Foreclosure is the sequence of legal proceedings by which a lender sells or repossesses a home when the homeowner has stopped making payments on the mortgage. As a homeowner, understanding the individual steps of the sequence is critical to understanding your rights and responsibilities along the way.

These days, very few states require the lender to take the homeowner to court to foreclose on the home. The process in most states is known as nonjudicial foreclosure.

Stage One: Missed Payments

In most states, a homeowner must fall 90 days behind on their mortgage before the mortgage lender can legally initiate the foreclosure process. So if you have missed fewer than three payments, you’re not actually in foreclosure. However, this phase is very important, because (a) you have to go through it before the foreclosure process can start, and (b) this is the phase in which you as a homeowner have the most options at your disposal.

If you are in the missed payment stage, this is the best time to rework your finances, to call your lender to work out a compromise, and to put your home on the market for a fast sale. Check out “7 Steps to Avoid Foreclosure” for specifics on what to do in the missed payments phase.

Stage Two: Pre-Foreclosure

Once a homeowner’s mortgage payments have not been made for at least 90 days, the lender records a public notice that the owner has defaulted on their mortgage, and then mails the notice to the homeowner. In some states this notice is called a Notice of Default (NOD); in others, it is a Lis Pendens. Depending on the law in your state, the lender might be required to post the notice on your front door.

This pre-foreclosure stage is really a grace period; it gives a homeowner three calendar months to “cure” your default. What’s the cure? You can either work out an arrangement with the lender, sell the place or come up with the cash you owe. Read “5 Ways You Can Stop the Foreclosure Process” to kick-start your plan.

Stage Three: Auction

If the default is not cured within three months after the Notice of Default is issued, the lender or their representative (the foreclosure trustee) sets a date for the home to be sold at an auction called a Trustee Sale. The Notice of Trustee Sale is recorded with the County Recorder’s Office, delivered to the homeowner, posted on the door of the property and published in a local newspaper — to make sure everyone knows when and where the auction will be.

 

This auction is either held on the steps of the county courthouse or in the trustee’s office. In many states, the homeowner has the “right to redemption” (he can come up with the outstanding cash and stop the foreclosure process) up to the moment the home is sold at the auction.

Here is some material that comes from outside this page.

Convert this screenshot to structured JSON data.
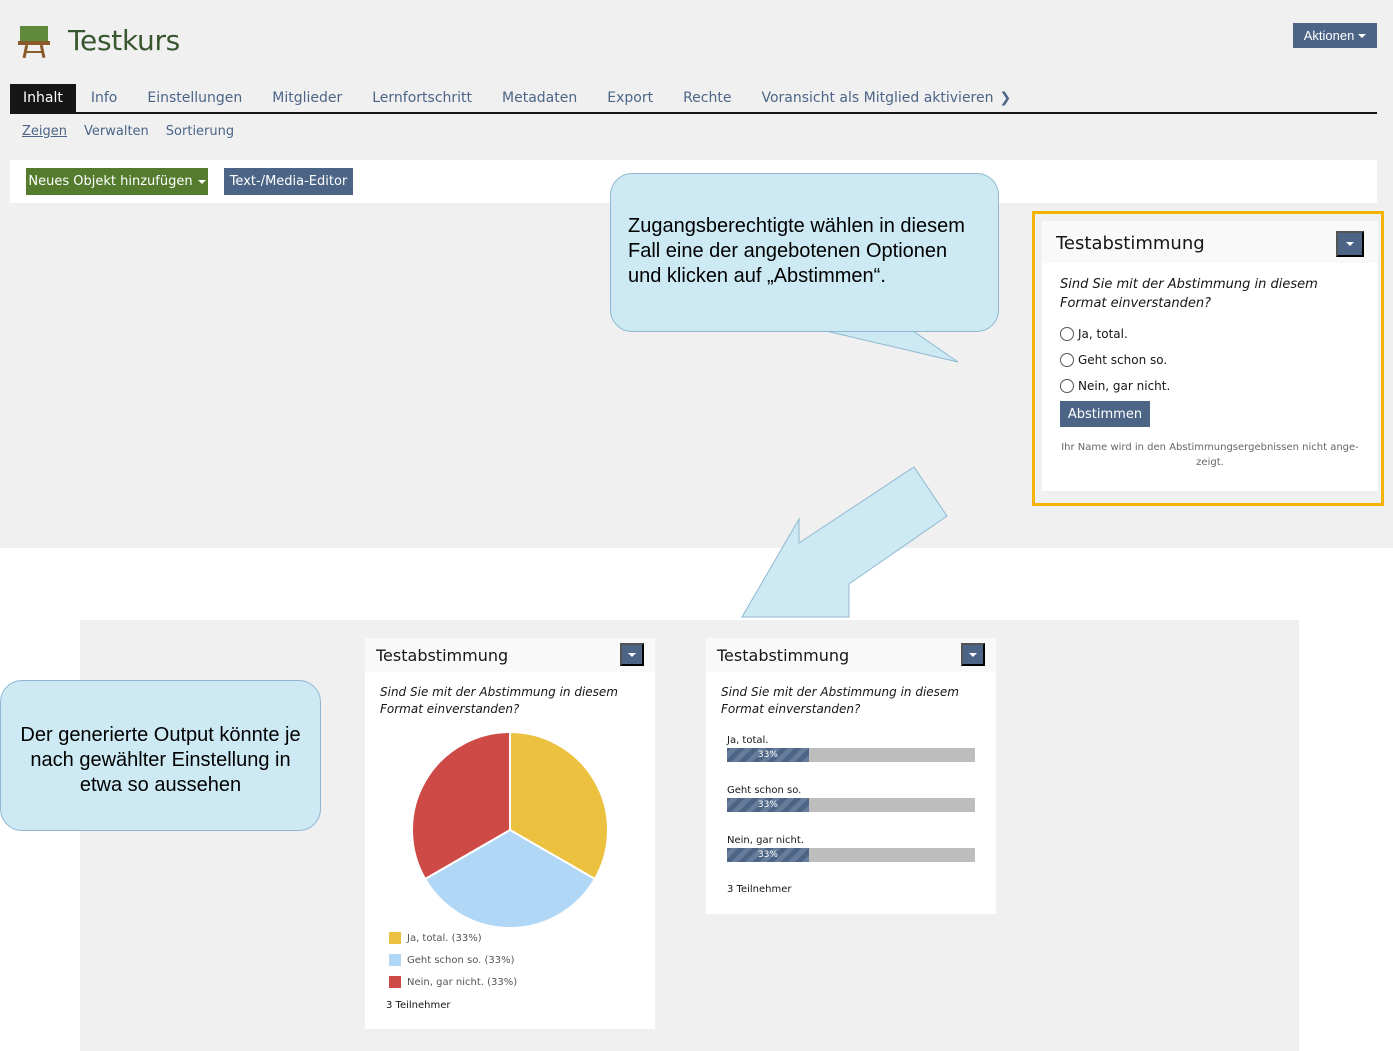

At the auction, the home is sold to the highest bidder. The big catch is that these auctions require cash payment in most states; few third-party buyers can afford to bring enough cash to the courthouse to pay in full. As a result, many lenders either simply ink an agreement with the homeowner to take the property back (called a deed-in-lieu of foreclosure — see No. 4 in “5 Ways You Can Stop the Foreclosure Process”) or buy it back themselves at the auction.

Stage Four: Post-Foreclosure

If a third party has not purchased the property at the foreclosure auction, the lender takes ownership of it. Then, the property becomes what is called a bank-owned property, also known as REO, short for Real Estate Owned (by lender).

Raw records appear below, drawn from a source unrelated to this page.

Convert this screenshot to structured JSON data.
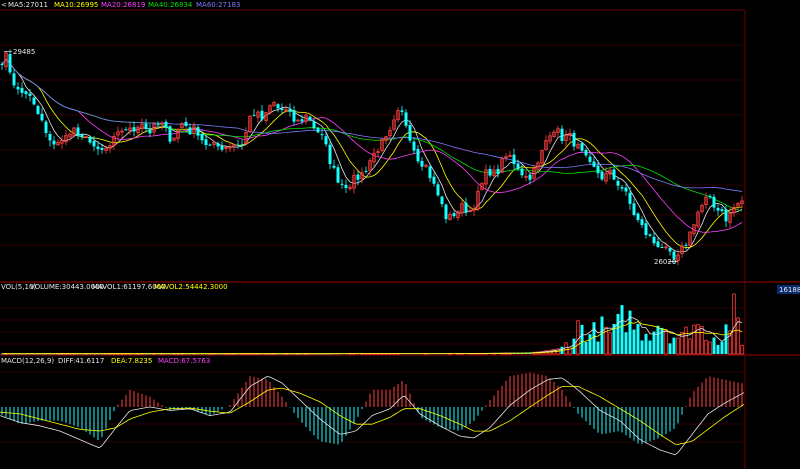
{
  "chart_data": [
    {
      "type": "candlestick",
      "panel": "price",
      "header_prefix": "<",
      "indicators": [
        {
          "label": "MA5:27011",
          "color": "#e6e6e6"
        },
        {
          "label": "MA10:26995",
          "color": "#ffff00"
        },
        {
          "label": "MA20:26819",
          "color": "#ff40ff"
        },
        {
          "label": "MA40:26834",
          "color": "#00e000"
        },
        {
          "label": "MA60:27183",
          "color": "#7b7bff"
        }
      ],
      "annotations": {
        "high": "29485",
        "low": "26020"
      },
      "ylim": [
        25800,
        30100
      ],
      "colors": {
        "up": "#ff4040",
        "down": "#19ffff",
        "grid": "#5a0000",
        "frame": "#a00000"
      },
      "close_path": [
        [
          0,
          29200
        ],
        [
          4,
          29485
        ],
        [
          8,
          29300
        ],
        [
          12,
          29050
        ],
        [
          16,
          28900
        ],
        [
          20,
          28750
        ],
        [
          24,
          28850
        ],
        [
          28,
          28780
        ],
        [
          32,
          28650
        ],
        [
          36,
          28500
        ],
        [
          40,
          28400
        ],
        [
          44,
          28250
        ],
        [
          48,
          28000
        ],
        [
          52,
          27950
        ],
        [
          56,
          28050
        ],
        [
          60,
          27980
        ],
        [
          64,
          28000
        ],
        [
          68,
          28150
        ],
        [
          72,
          28250
        ],
        [
          76,
          28150
        ],
        [
          80,
          28050
        ],
        [
          84,
          27980
        ],
        [
          88,
          28100
        ],
        [
          92,
          28000
        ],
        [
          96,
          27850
        ],
        [
          100,
          27780
        ],
        [
          104,
          27900
        ],
        [
          108,
          27850
        ],
        [
          112,
          28000
        ],
        [
          116,
          28050
        ],
        [
          120,
          28150
        ],
        [
          124,
          28250
        ],
        [
          128,
          28200
        ],
        [
          132,
          28150
        ],
        [
          136,
          28250
        ],
        [
          140,
          28350
        ],
        [
          144,
          28300
        ],
        [
          148,
          28150
        ],
        [
          152,
          28200
        ],
        [
          156,
          28250
        ],
        [
          160,
          28300
        ],
        [
          164,
          28250
        ],
        [
          168,
          28100
        ],
        [
          172,
          28050
        ],
        [
          176,
          28150
        ],
        [
          180,
          28250
        ],
        [
          184,
          28350
        ],
        [
          188,
          28200
        ],
        [
          192,
          28150
        ],
        [
          196,
          28250
        ],
        [
          200,
          28100
        ],
        [
          204,
          28000
        ],
        [
          208,
          27950
        ],
        [
          212,
          27900
        ],
        [
          216,
          27950
        ],
        [
          220,
          27900
        ],
        [
          224,
          27950
        ],
        [
          228,
          27900
        ],
        [
          232,
          28000
        ],
        [
          236,
          27950
        ],
        [
          240,
          27950
        ],
        [
          244,
          28000
        ],
        [
          248,
          28300
        ],
        [
          252,
          28500
        ],
        [
          256,
          28450
        ],
        [
          260,
          28400
        ],
        [
          264,
          28350
        ],
        [
          268,
          28500
        ],
        [
          272,
          28650
        ],
        [
          276,
          28600
        ],
        [
          280,
          28500
        ],
        [
          284,
          28550
        ],
        [
          288,
          28450
        ],
        [
          292,
          28400
        ],
        [
          296,
          28300
        ],
        [
          300,
          28350
        ],
        [
          304,
          28400
        ],
        [
          308,
          28450
        ],
        [
          312,
          28300
        ],
        [
          316,
          28200
        ],
        [
          320,
          28150
        ],
        [
          324,
          28000
        ],
        [
          328,
          27800
        ],
        [
          332,
          27600
        ],
        [
          336,
          27450
        ],
        [
          340,
          27350
        ],
        [
          344,
          27300
        ],
        [
          348,
          27300
        ],
        [
          352,
          27350
        ],
        [
          356,
          27400
        ],
        [
          360,
          27450
        ],
        [
          364,
          27500
        ],
        [
          368,
          27650
        ],
        [
          372,
          27750
        ],
        [
          376,
          27850
        ],
        [
          380,
          27950
        ],
        [
          384,
          28000
        ],
        [
          388,
          28050
        ],
        [
          392,
          28200
        ],
        [
          396,
          28400
        ],
        [
          400,
          28500
        ],
        [
          404,
          28400
        ],
        [
          408,
          28200
        ],
        [
          412,
          28000
        ],
        [
          416,
          27800
        ],
        [
          420,
          27700
        ],
        [
          424,
          27650
        ],
        [
          428,
          27550
        ],
        [
          432,
          27350
        ],
        [
          436,
          27200
        ],
        [
          440,
          27050
        ],
        [
          444,
          26850
        ],
        [
          448,
          26700
        ],
        [
          452,
          26800
        ],
        [
          456,
          26850
        ],
        [
          460,
          26900
        ],
        [
          464,
          26950
        ],
        [
          468,
          26850
        ],
        [
          472,
          26900
        ],
        [
          476,
          27050
        ],
        [
          480,
          27200
        ],
        [
          484,
          27400
        ],
        [
          488,
          27550
        ],
        [
          492,
          27500
        ],
        [
          496,
          27450
        ],
        [
          500,
          27600
        ],
        [
          504,
          27700
        ],
        [
          508,
          27800
        ],
        [
          512,
          27700
        ],
        [
          516,
          27650
        ],
        [
          520,
          27550
        ],
        [
          524,
          27450
        ],
        [
          528,
          27400
        ],
        [
          532,
          27500
        ],
        [
          536,
          27550
        ],
        [
          540,
          27700
        ],
        [
          544,
          27950
        ],
        [
          548,
          28100
        ],
        [
          552,
          28250
        ],
        [
          556,
          28200
        ],
        [
          560,
          28100
        ],
        [
          564,
          28050
        ],
        [
          568,
          28100
        ],
        [
          572,
          28050
        ],
        [
          576,
          27950
        ],
        [
          580,
          27850
        ],
        [
          584,
          27750
        ],
        [
          588,
          27650
        ],
        [
          592,
          27550
        ],
        [
          596,
          27550
        ],
        [
          600,
          27450
        ],
        [
          604,
          27400
        ],
        [
          608,
          27500
        ],
        [
          612,
          27450
        ],
        [
          616,
          27350
        ],
        [
          620,
          27300
        ],
        [
          624,
          27200
        ],
        [
          628,
          27050
        ],
        [
          632,
          26900
        ],
        [
          636,
          26750
        ],
        [
          640,
          26650
        ],
        [
          644,
          26550
        ],
        [
          648,
          26450
        ],
        [
          652,
          26400
        ],
        [
          656,
          26300
        ],
        [
          660,
          26350
        ],
        [
          664,
          26250
        ],
        [
          668,
          26150
        ],
        [
          672,
          26100
        ],
        [
          676,
          26020
        ],
        [
          680,
          26150
        ],
        [
          684,
          26300
        ],
        [
          688,
          26400
        ],
        [
          692,
          26600
        ],
        [
          696,
          26800
        ],
        [
          700,
          26900
        ],
        [
          704,
          27000
        ],
        [
          708,
          27100
        ],
        [
          712,
          26950
        ],
        [
          716,
          26900
        ],
        [
          720,
          26950
        ],
        [
          724,
          26800
        ],
        [
          728,
          26700
        ],
        [
          732,
          26900
        ],
        [
          736,
          26950
        ],
        [
          740,
          27011
        ],
        [
          744,
          27050
        ]
      ]
    },
    {
      "type": "bar",
      "panel": "volume",
      "header": [
        {
          "label": "VOL(5,10)",
          "color": "#e6e6e6"
        },
        {
          "label": "VOLUME:30443.0000",
          "color": "#e6e6e6"
        },
        {
          "label": "MAVOL1:61197.6000",
          "color": "#e6e6e6"
        },
        {
          "label": "MAVOL2:54442.3000",
          "color": "#ffff00"
        }
      ],
      "axis_tag": "161884",
      "ylim": [
        0,
        161884
      ],
      "volume_path": [
        [
          0,
          900
        ],
        [
          300,
          900
        ],
        [
          450,
          1200
        ],
        [
          520,
          2500
        ],
        [
          540,
          6000
        ],
        [
          560,
          15000
        ],
        [
          572,
          60000
        ],
        [
          580,
          110000
        ],
        [
          590,
          70000
        ],
        [
          600,
          100000
        ],
        [
          612,
          70000
        ],
        [
          626,
          150000
        ],
        [
          636,
          95000
        ],
        [
          648,
          80000
        ],
        [
          660,
          130000
        ],
        [
          672,
          70000
        ],
        [
          684,
          60000
        ],
        [
          692,
          120000
        ],
        [
          702,
          90000
        ],
        [
          712,
          70000
        ],
        [
          722,
          60000
        ],
        [
          734,
          161884
        ],
        [
          742,
          30443
        ]
      ]
    },
    {
      "type": "bar",
      "panel": "macd",
      "header": [
        {
          "label": "MACD(12,26,9)",
          "color": "#e6e6e6"
        },
        {
          "label": "DIFF:41.6117",
          "color": "#e6e6e6"
        },
        {
          "label": "DEA:7.8235",
          "color": "#ffff00"
        },
        {
          "label": "MACD:67.5763",
          "color": "#ff40ff"
        }
      ],
      "ylim": [
        -160,
        160
      ],
      "diff_path": [
        [
          0,
          -25
        ],
        [
          20,
          -45
        ],
        [
          40,
          -55
        ],
        [
          60,
          -70
        ],
        [
          80,
          -95
        ],
        [
          100,
          -120
        ],
        [
          116,
          -60
        ],
        [
          130,
          -10
        ],
        [
          150,
          0
        ],
        [
          170,
          -10
        ],
        [
          190,
          -5
        ],
        [
          210,
          -25
        ],
        [
          230,
          -15
        ],
        [
          250,
          60
        ],
        [
          268,
          90
        ],
        [
          282,
          70
        ],
        [
          300,
          20
        ],
        [
          320,
          -35
        ],
        [
          340,
          -80
        ],
        [
          356,
          -70
        ],
        [
          372,
          -25
        ],
        [
          390,
          -5
        ],
        [
          404,
          35
        ],
        [
          420,
          -20
        ],
        [
          440,
          -55
        ],
        [
          460,
          -85
        ],
        [
          474,
          -90
        ],
        [
          490,
          -60
        ],
        [
          510,
          5
        ],
        [
          530,
          50
        ],
        [
          548,
          80
        ],
        [
          562,
          85
        ],
        [
          578,
          50
        ],
        [
          600,
          -10
        ],
        [
          620,
          -40
        ],
        [
          640,
          -95
        ],
        [
          660,
          -125
        ],
        [
          676,
          -140
        ],
        [
          692,
          -80
        ],
        [
          708,
          -20
        ],
        [
          724,
          10
        ],
        [
          744,
          42
        ]
      ],
      "dea_path": [
        [
          0,
          -15
        ],
        [
          20,
          -20
        ],
        [
          40,
          -35
        ],
        [
          60,
          -50
        ],
        [
          80,
          -65
        ],
        [
          100,
          -70
        ],
        [
          116,
          -60
        ],
        [
          130,
          -35
        ],
        [
          150,
          -15
        ],
        [
          170,
          -5
        ],
        [
          190,
          -3
        ],
        [
          210,
          -12
        ],
        [
          230,
          -18
        ],
        [
          250,
          15
        ],
        [
          268,
          50
        ],
        [
          282,
          55
        ],
        [
          300,
          40
        ],
        [
          320,
          15
        ],
        [
          340,
          -25
        ],
        [
          356,
          -50
        ],
        [
          372,
          -50
        ],
        [
          390,
          -30
        ],
        [
          404,
          -5
        ],
        [
          420,
          -5
        ],
        [
          440,
          -25
        ],
        [
          460,
          -50
        ],
        [
          474,
          -70
        ],
        [
          490,
          -70
        ],
        [
          510,
          -40
        ],
        [
          530,
          0
        ],
        [
          548,
          35
        ],
        [
          562,
          60
        ],
        [
          578,
          60
        ],
        [
          600,
          30
        ],
        [
          620,
          -5
        ],
        [
          640,
          -40
        ],
        [
          660,
          -80
        ],
        [
          676,
          -110
        ],
        [
          692,
          -100
        ],
        [
          708,
          -65
        ],
        [
          724,
          -30
        ],
        [
          744,
          8
        ]
      ]
    }
  ]
}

REOs are sold in one of two ways. Most often, they are listed with a local real estate agent for sale on the open market; they are usually put on the multiple listing service (MLS) so that local buyers’ agents can show and sell the property to a qualified buyer for a commission. Some lenders prefer to sell their REO properties at an REO liquidation auction, often held in auction houses, at convention centers or at the property.